『MAJOR』や『シティーハンター』でも登場!子どものための自己犠牲に思わず涙、漫画に登場する「育ての親」の泣けるエピソードの画像
DVD『劇場版シティーハンター 天使の涙(エンジェルダスト)』(アニプレックス) ©北条司/コアミックス・「2023 劇場版シティーハンター」製作委員会

 漫画やアニメにはさまざまな父親キャラが登場し、最強の父親だったり、破天荒で手がつけられなかったりと、時には主人公以上に目立つ場合もある。

 その中で特に印象的なのが、子どもと強い絆で結ばれている、育ての親たちだ。こうした父親キャラは、それぞれの事情で家族となった子どもを心から大切に思い、命を懸けられるほどの覚悟さえ持つ。そんなまっすぐな父親だから、子どものほうも口に出さなかったとしても尊敬している。まさに背中で語るという言葉がぴったりだ。
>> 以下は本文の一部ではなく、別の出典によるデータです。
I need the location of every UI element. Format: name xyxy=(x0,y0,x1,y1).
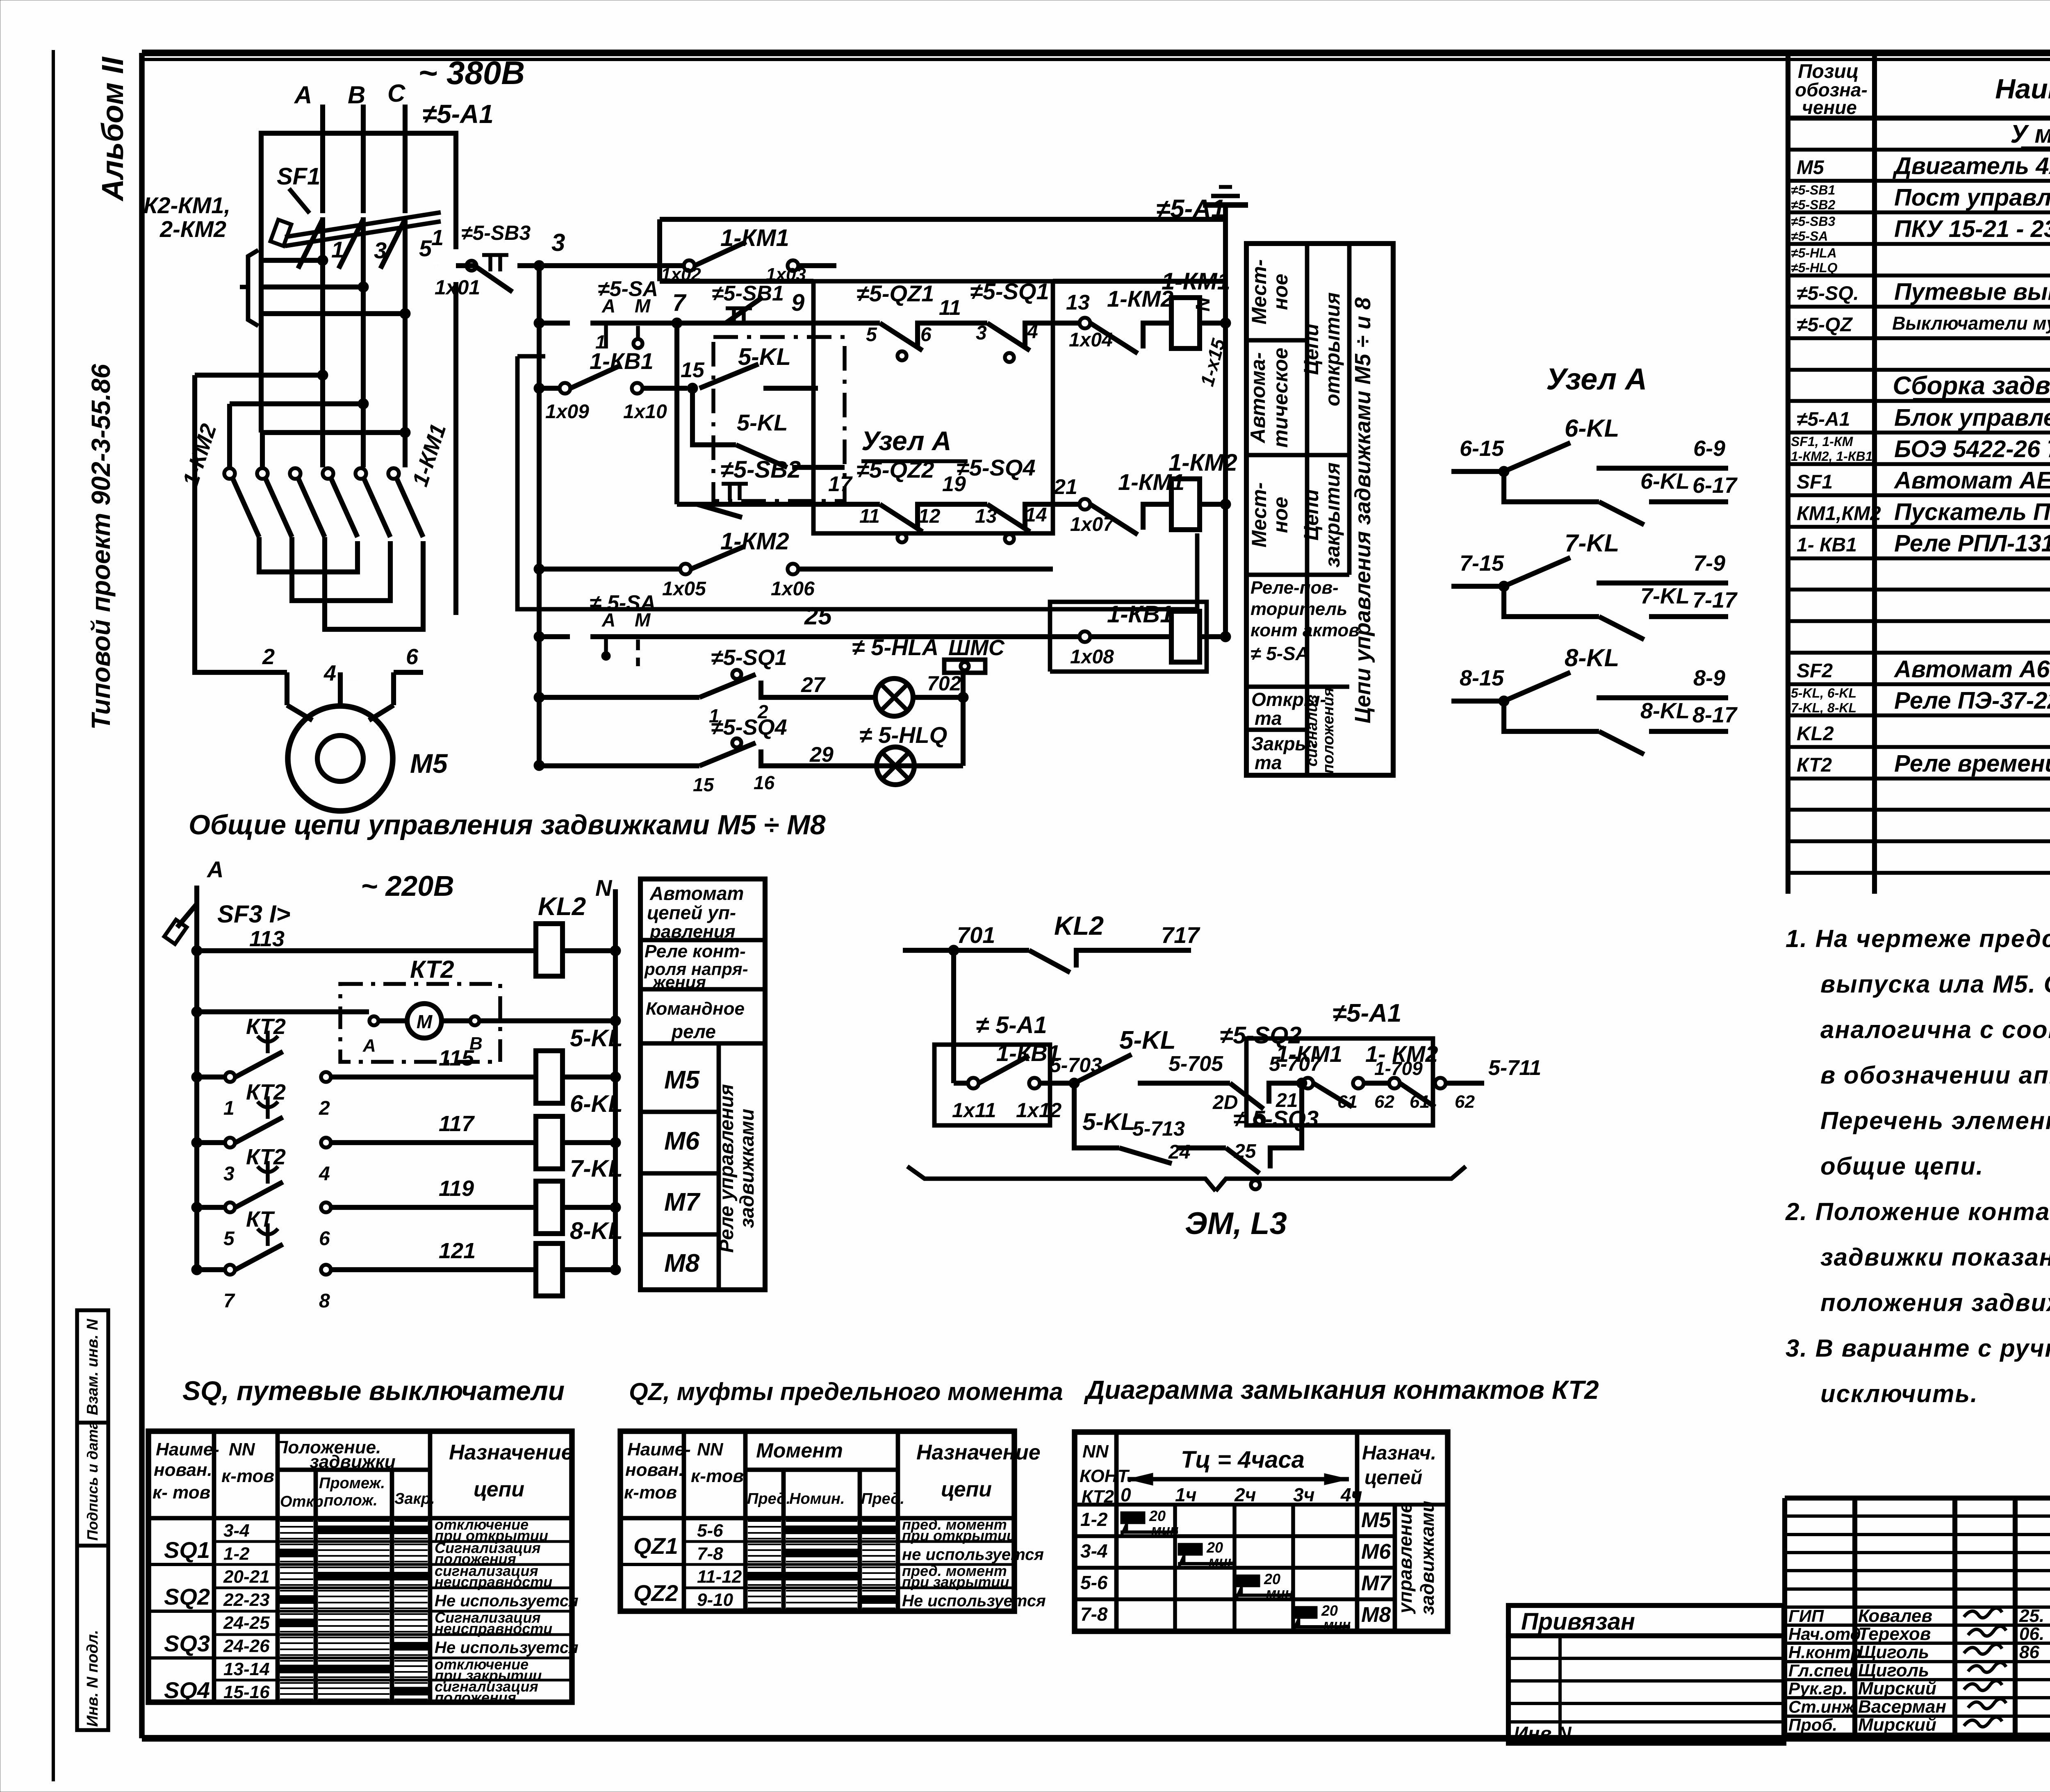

 そこで今回は、実の親代わりに子どもを育てた「育ての親」たちの心に響くエピソードを紹介したい。

※本記事には各作品の内容を含みます

■厳しくも愛が感じられた『MAJOR』茂野英毅

 まずは、満田拓也氏による『MAJOR』(小学館)に登場する茂野英毅から紹介したい。茂野は吾郎の実の父親である本田茂治と同じ球団のチームメイトだった。

 故障をきっかけに投手から打者に転向し、活躍していた本田。しかし、これからという時に頭部にデッドボールを受けたのが原因で他界してしまう。その後、吾郎は父親の婚約相手だった桃子に引き取られ、茂野は吾郎たちをサポートしていくうちに桃子に惹かれていった。

 そんな複雑な環境の中、茂野は桃子と結婚して吾郎の父親となる。茂野としてもどのように吾郎と接していくのかが難しいところだっただろう。しかし、彼はブレることなく父親として吾郎をしっかりと導き続けていた。

 吾郎が右肩を壊した際には左投げに転向するように勧め、サウスポーとしてうまくいかず悩んでいた時には的確なアドバイスをする。おかげで吾郎は左投手としての才覚をあらわしていくのだ。

 そして、聖秀学院高校で吾郎がひとりで気負っていた際には、野球はひとりでやるものではなく仲間を信じてやるものだと気付かせた。しかもそのために、吾郎に内緒で臨時のコーチを引き受けている。

 茂野は見えないところで吾郎を常に応援していて、押し付けるわけでもなく悟らせるようにしていた。そこに愛情が感じられ、吾郎を本当の息子のように大切にしていることが伝わる。

 メジャーリーグ挑戦への後押しなどもしているので、茂野は吾郎にとって無くてはならない存在だ。二人の関係性は、こんな家族の形もあるということを教えてくれた。

■最後まで息子のため動き続けた…『Dr.STONE』石神百夜

 原作:稲垣理一郎氏、作画:Boichi氏による『Dr.STONE』(集英社)の主人公の石神千空の父親・石神百夜も実父ではない。彼もまた親友の子である千空を引き取って育てていた。

 千空が科学を愛するようになったのも百夜の影響が大きい。そしてその知識は、石化から解けた3700年後の世界を生き抜く力にもなっている。

 百夜は地球を離れていたため運よく石化の瞬間を逃れた宇宙飛行士のひとりで、後世に何を残すかを必死に考えていた。それは自身の息子である千空がいずれ目覚めることを信じていたからだ。

 そして、生存に役立つ知識を伝える百物語や千空へのメッセージを記録したレコード、科学の進化に必要な金属であるプラチナを残してくれた。

 千空ならきっと未来を変えてくれる。そう信じていたからこそ、百夜は自身の生涯をかけて託す道を選んだ。彼の想いがしっかりと届いたのだろう、千空はその期待通りに奮闘しており、百夜の目論見は成功といえる。

 そこからも時代を超えた親子の絆を見ることができた。プラチナを手に入れるため天然の砂金を最後まで集め続け、千空の復活を信じて前のめりに倒れて死んでいく百夜の姿はカッコよすぎた。